BNL 2017-1 | Page 38

38 | BOUWENDNL | April 2017 Tekst | Jan Willem Kommer

OMGEVINGSWET: HAARLEMMEROLIE VOOR DE LEEFOMGEVING?

“ Het zal zeker om een omslag in gedrag vragen, zowel van onze leden als van gemeenten.”
Bouw en Infra-bedrijven kunnen vanaf 2019 aanzienlijk gemakkelijker hun werk in de leefomgeving doen. Het doolhof van wetten en regels, vergunningen en bezwaaren beroepsmogelijkheden wordt dan vervangen door de Omgevingswet. Die reduceert het papierwerk drastisch. Kortom; alles gaat straks beter, sneller en tegen minder kosten. Of het in de praktijk ook zo uitpakt?
“ Vanzelf zal het niet gaan, daarom wil Bouwend Nederland er graag een rol in spelen”, zegt Niels Ruyter.

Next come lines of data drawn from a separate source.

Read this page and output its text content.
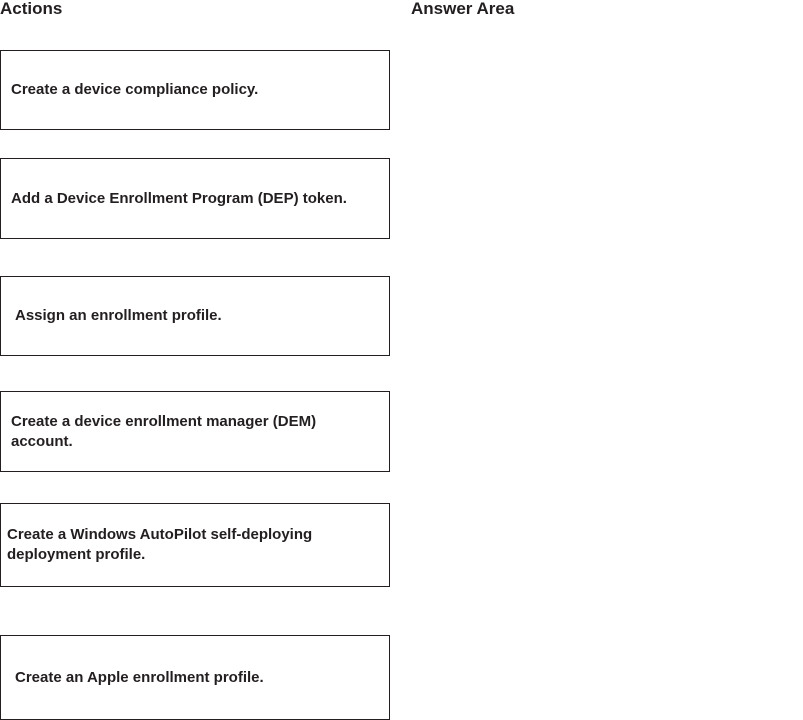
Actions	Answer Area
Create a device compliance policy.
Add a Device Enrollment Program (DEP) token.
Assign an enrollment profile.
Create a device enrollment manager (DEM) account.
Create a Windows AutoPilot self-deploying deployment profile.
Create an Apple enrollment profile.
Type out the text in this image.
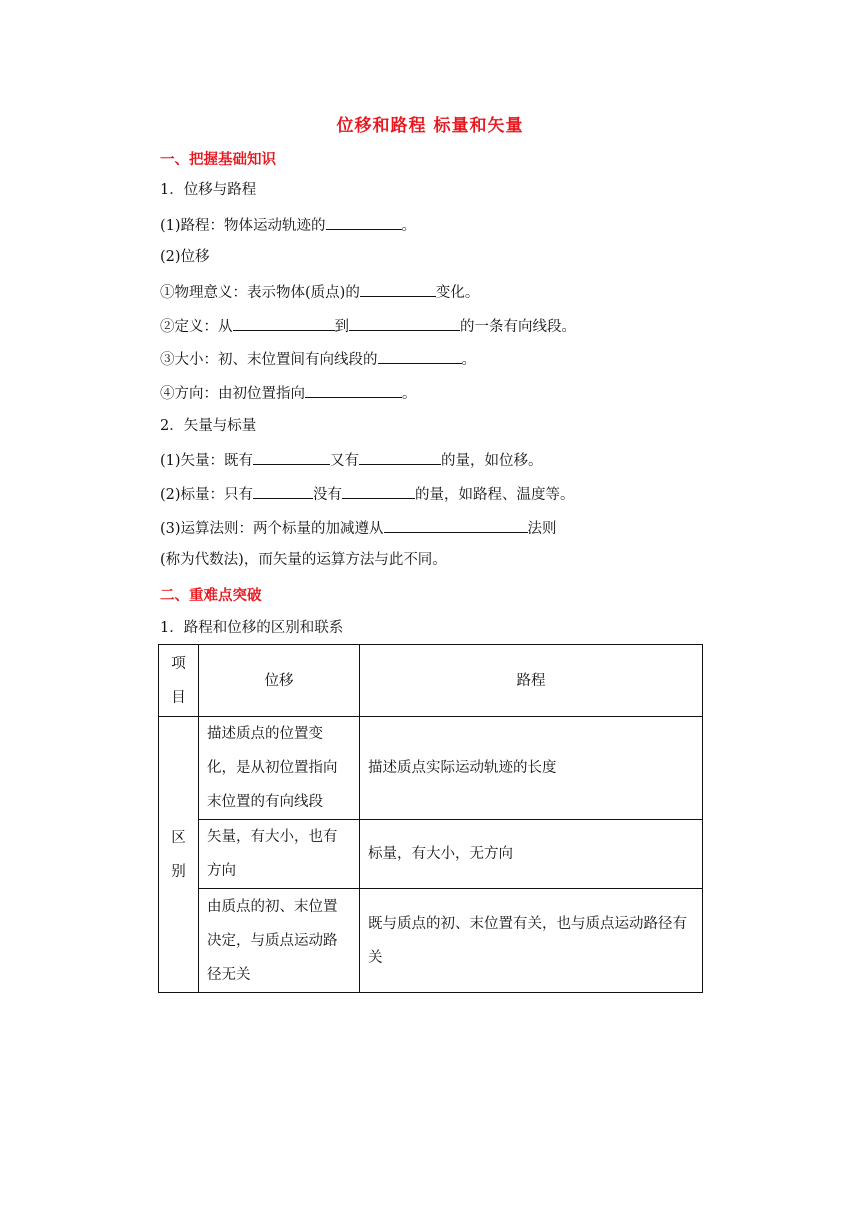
位移和路程 标量和矢量
一、把握基础知识
1．位移与路程
(1)路程：物体运动轨迹的	。
(2)位移
①物理意义：表示物体(质点)的	变化。
②定义：从	到	的一条有向线段。
③大小：初、末位置间有向线段的	。
④方向：由初位置指向	。
2．矢量与标量
(1)矢量：既有	又有	的量，如位移。
(2)标量：只有	没有	的量，如路程、温度等。
(3)运算法则：两个标量的加减遵从	法则
(称为代数法)，而矢量的运算方法与此不同。
二、重难点突破
1．路程和位移的区别和联系
项目	位移	路程
区别	描述质点的位置变化，是从初位置指向末位置的有向线段	描述质点实际运动轨迹的长度
	矢量，有大小，也有方向	标量，有大小，无方向
	由质点的初、末位置决定，与质点运动路径无关	既与质点的初、末位置有关，也与质点运动路径有关
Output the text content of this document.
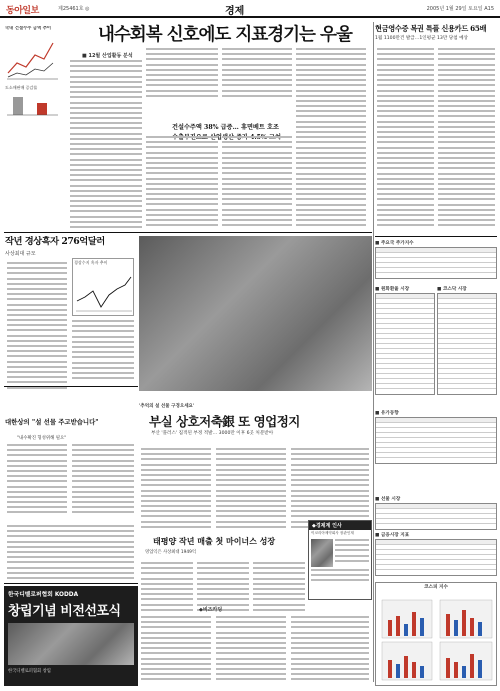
동아일보	제25461호 ◎	경제	2005년 1월 29일 토요일 A15
국내 건설수주 금액 추이
도소매판매 증감률
내수회복 신호에도 지표경기는 우울
■ 12월 산업활동 분석
건설수주액 38% 급증… 휴면베트 호조
현금영수증 복권 특플 신용카드 65배
1월 1100만건 발급…1인평균 13만 당첨 예상
작년 경상흑자 276억달러
사상최대 규모
경상수지 흑자 추이
'추억의 설 선물 구경오세요'
부실 상호저축銀 또 영업정지
부산 '플러스' 집적된 부정 적발… 3000만 이후 6곳 처분받아
대한상의 "설 선물 주고받습니다"
"내수확진 형성위해 필요"
한국디벨로퍼협회 KODDA
창립기념 비전선포식
한국디벨로퍼협회 창립
태평양 작년 매출 첫 마이너스 성장
영업익은 사상최대 1949억
◆경제계 인사
이코리아제약회사 장관인재
◆비즈카딩
■ 주요국 주가지수
■ 원화환율 시장	■ 코스닥 시장
■ 유가동향
■ 선물 시장
■ 금융시장 지표
코스피 지수
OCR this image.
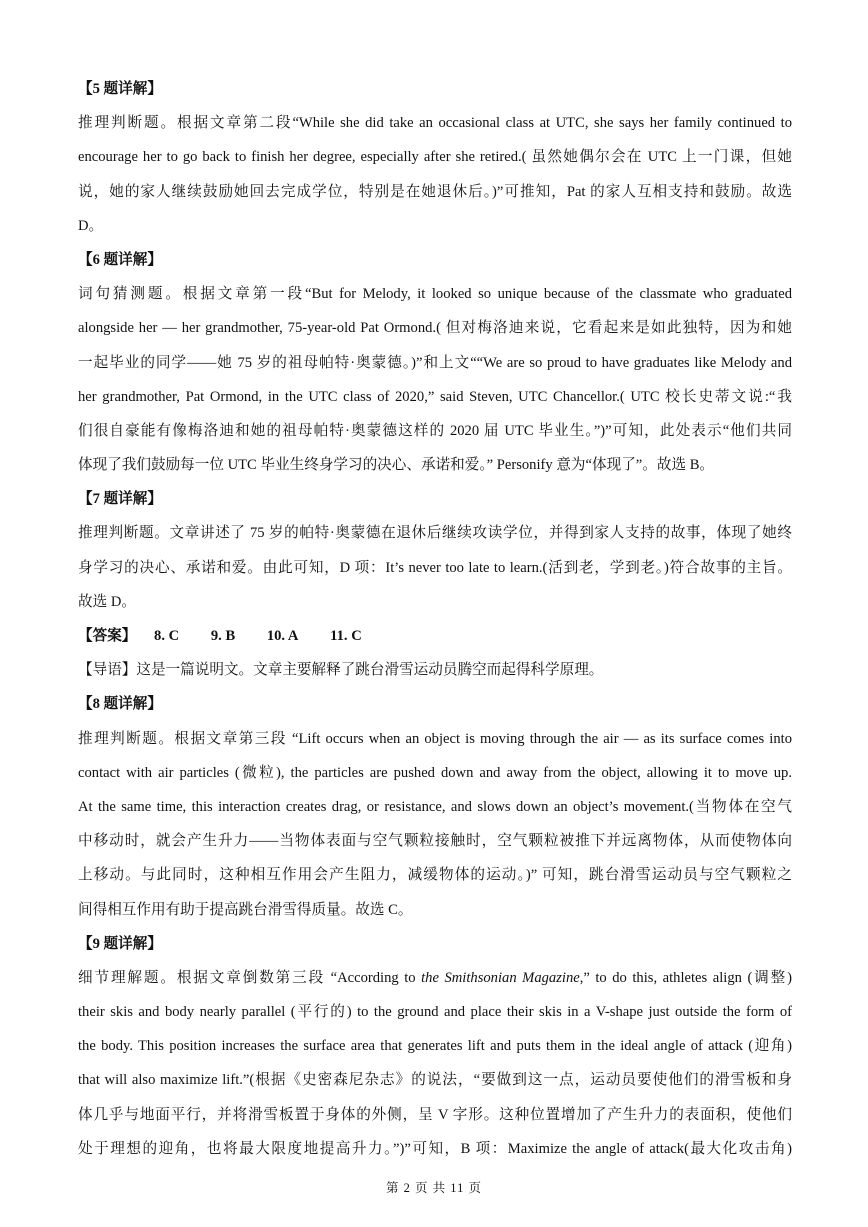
【5 题详解】
推理判断题。根据文章第二段“While she did take an occasional class at UTC, she says her family continued to
encourage her to go back to finish her degree, especially after she retired.( 虽然她偶尔会在 UTC 上一门课，但她
说，她的家人继续鼓励她回去完成学位，特别是在她退休后。)”可推知，Pat 的家人互相支持和鼓励。故选
D。
【6 题详解】
词句猜测题。根据文章第一段“But for Melody, it looked so unique because of the classmate who graduated
alongside her — her grandmother, 75-year-old Pat Ormond.( 但对梅洛迪来说，它看起来是如此独特，因为和她
一起毕业的同学——她 75 岁的祖母帕特·奥蒙德。)”和上文““We are so proud to have graduates like Melody and
her grandmother, Pat Ormond, in the UTC class of 2020,” said Steven, UTC Chancellor.( UTC 校长史蒂文说:“我
们很自豪能有像梅洛迪和她的祖母帕特·奥蒙德这样的 2020 届 UTC 毕业生。”)”可知，此处表示“他们共同
体现了我们鼓励每一位 UTC 毕业生终身学习的决心、承诺和爱。” Personify 意为“体现了”。故选 B。
【7 题详解】
推理判断题。文章讲述了 75 岁的帕特·奥蒙德在退休后继续攻读学位，并得到家人支持的故事，体现了她终
身学习的决心、承诺和爱。由此可知，D 项：It’s never too late to learn.(活到老，学到老。)符合故事的主旨。
故选 D。
【答案】 8. C 9. B 10. A 11. C
【导语】这是一篇说明文。文章主要解释了跳台滑雪运动员腾空而起得科学原理。
【8 题详解】
推理判断题。根据文章第三段 “Lift occurs when an object is moving through the air — as its surface comes into
contact with air particles (微粒), the particles are pushed down and away from the object, allowing it to move up.
At the same time, this interaction creates drag, or resistance, and slows down an object’s movement.(当物体在空气
中移动时，就会产生升力——当物体表面与空气颗粒接触时，空气颗粒被推下并远离物体，从而使物体向
上移动。与此同时，这种相互作用会产生阻力，减缓物体的运动。)” 可知，跳台滑雪运动员与空气颗粒之
间得相互作用有助于提高跳台滑雪得质量。故选 C。
【9 题详解】
细节理解题。根据文章倒数第三段 “According to the Smithsonian Magazine,” to do this, athletes align (调整)
their skis and body nearly parallel (平行的) to the ground and place their skis in a V-shape just outside the form of
the body. This position increases the surface area that generates lift and puts them in the ideal angle of attack (迎角)
that will also maximize lift.”(根据《史密森尼杂志》的说法，“要做到这一点，运动员要使他们的滑雪板和身
体几乎与地面平行，并将滑雪板置于身体的外侧，呈 V 字形。这种位置增加了产生升力的表面积，使他们
处于理想的迎角，也将最大限度地提高升力。”)”可知，B 项：Maximize the angle of attack(最大化攻击角)
第 2 页 共 11 页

De manager Regio Randstad Zuid doelt onder meer op de implementatie van de nieuwe wet. Onderdeel daarvan is het opstellen van één omgevingsvisie en één omgevingsplan per gemeente.“ Het omgevingsplan vervangt straks de bestemmingsplannen. Maar het gaat veel verder dan regelen wat er op een bepaalde locatie mag. Er worden ook zaken in opgenomen die nu nog in allerlei aparte regels zijn vastgelegd. Denk bijvoorbeeld aan luchtkwaliteit, geluid, energiebesparing.”
Broodnodig overleg
Om zo’ n omgevingsplan tot stand te brengen, moet elke gemeente eerst een omgevingsvisie opstellen. Daarin worden voor de lange termijn ambities voor de fysieke leefomgeving vastgelegd; dus hoe zaken als ruimte, vervoer, infrastructuur, water en milieu met elkaar samenhangen. Ruyter:“ Voor een omgevingsvisie en vooral zo’ n omgevings ­ plan dat breed wordt gedragen is het zaak dat een gemeente dat sámen met haar omgeving opstelt; dus ook met bedrijven die daar gevestigd of actief zijn. We kunnen vanuit Bouwend Nederland niet voor onze leden met 390 gemeenten om de tafel gaan zitten, maar we kunnen ze wél ondersteunen bij die samenwerking.”
Meer ruimte voor kwaliteit
Hoewel gemeenten er voor kunnen kiezen om omgevingsvisie en omgevingsplan helemaal zelf op te stellen, heeft Ruyter de indruk dat de meeste de zaken serieus aanpakken. Veel gemeenten hebben een programmamanager voor de implementatie aangesteld en willen gezamenlijk tot een visie en een plan komen. Een van die programmamanagers is Maartje Scholten. Zij werkt voor de Drenthse gemeenten Hoogeveen en De Wolden. Ze is overtuigd van het belang om alle partijen die de stad of het dorp maken te betrekken bij het opstellen van visie en plan.“ Dat zijn dus inwoners en ondernemers maar ook partners als waterschappen, uitvoeringsdiensten, provincie en dergelijke”, zegt ze.“ Die gesprekken leiden tot spelregels in de visie. Hoe werken we met elkaar samen? Hoe en wanneer bespreken we ruimtelijke plannen en initiatieven?